Мне было уже известно от Пьера, что зеркала в это время представляли слишком большую ценность и стоили настолько дорого, что их могли себе позволить только герцоги и короли, зато по совету мастера я мог полюбоваться на себя в лавке, где выставлены отполированные серебряные подносы.
Идя по улицам, слушая смех, музыку, веселые крики, несущиеся со всех сторон, принюхиваясь к вкусным запахам, доносившимся из дверей таверн, я постепенно начал понимать, чем живет средневековый человек. В этом была немалая заслуга Пьера, который мне, как малому ребенку, объяснял нюансы и особенности своего времени, при этом дав краткое описание мира, в который меня закинуло. Вот только причин для радости от этих знаний было мало, так как везде шли непрерывные войны, перемалывая границы государств. Сейчас Европа представляла собой мир, в котором границы и отношения между вассалами, сюзеренами и союзниками менялись чуть ли не ежедневно, где клятвы в вечной и нерушимой верности ничего не стоили, где наливали яд в бокалы и нанимали убийц, чтобы захватить власть или получить наследство. Здесь, в Европе, где прославляли рыцарскую честь и воспевали любовь к прекрасной даме, эти же рыцари грабили, насиловали и убивали, а женщины, которым полагалось быть слабыми и хрупкими, не меньше мужчин жаждали власти и богатства, меняли любовников, как перчатки, подсылали убийц и устраивали мятежи.
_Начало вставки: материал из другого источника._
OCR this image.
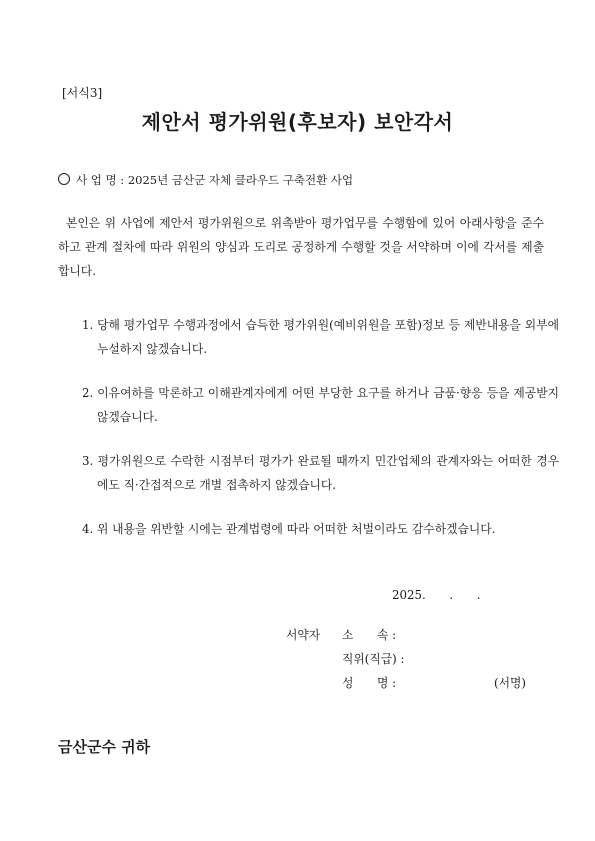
[서식3]
제안서 평가위원(후보자) 보안각서
사 업 명 : 2025년 금산군 자체 클라우드 구축전환 사업
본인은 위 사업에 제안서 평가위원으로 위촉받아 평가업무를 수행함에 있어 아래사항을 준수하고 관계 절차에 따라 위원의 양심과 도리로 공정하게 수행할 것을 서약하며 이에 각서를 제출합니다.
1. 당해 평가업무 수행과정에서 습득한 평가위원(예비위원을 포함)정보 등 제반내용을 외부에 누설하지 않겠습니다.
2. 이유여하를 막론하고 이해관계자에게 어떤 부당한 요구를 하거나 금품·향응 등을 제공받지 않겠습니다.
3. 평가위원으로 수락한 시점부터 평가가 완료될 때까지 민간업체의 관계자와는 어떠한 경우에도 직·간접적으로 개별 접촉하지 않겠습니다.
4. 위 내용을 위반할 시에는 관계법령에 따라 어떠한 처벌이라도 감수하겠습니다.
2025.　　.　　.
서약자 소　　속 :
직위(직급) :
성　　명 :	(서명)
금산군수 귀하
Углубившись в свои мысли, я не заметил, как свернул с указанного пути и забрел в квартал мясников, где сразу понял, что здесь приходится тщательно смотреть под ноги, ибо улицы, где стояли лавки, полны неприятных сюрпризов. Переступая ручейки высохшей на солнце крови, с роями кружащихся над нею мух, и обходя собак, дерущихся из-за требухи, я старательно обходил лавки торговцев птицей, так как привязанные снаружи куры и утки били крыльями, а гуси вдобавок больно щипались.
Развернувшись, снова двинулся к центру города. Рядом со мной по улицам шли мужчины и женщины, ярко и празднично одетые, купцы в нарядных одеждах, расшитых золотыми и серебряными узорами, священники и монахи в черных или коричневых рясах. Среди них, рассекая толпу, сновали туда-сюда лоточники с самым разнообразным товаром, так как согласно городским законам им нельзя было торговать на одном месте. Они продавали рыбу, курицу, сырое и соленое мясо, чеснок, мед, яйца и пирожки с фруктами, рубленой ветчиной, курицей или угрем.
Вывернув из-за угла очередного дома, я оказался на площади, полной праздничного народа. На противоположной стороне вознесся в небо кафедральный собор города, посвященный святому Гатьену, а недалеко от меня находилось украшенное статуями здание мэрии. На его верху, по самому центру крыши, стояла ажурная колокольня, а ниже располагались большие круглые часы с одной стрелкой и римскими цифрами на циферблате. Если внешний вид кафедрального собора меня не сильно вдохновил, показавшись мне каким-то недостроенным, то здание, где заседал городской совет, наоборот понравилось своей своеобразной архитектурой. Недалеко от ратуши находилось городское место казни преступников – мощный деревянный помост со здоровенной плахой. Рядом с ним стояла вкопанная в землю, в виде буквы «п», виселица на четыре лица, а по другую сторону от эшафота, чуть подальше, стояли два позорных столба, сейчас пустовавшие.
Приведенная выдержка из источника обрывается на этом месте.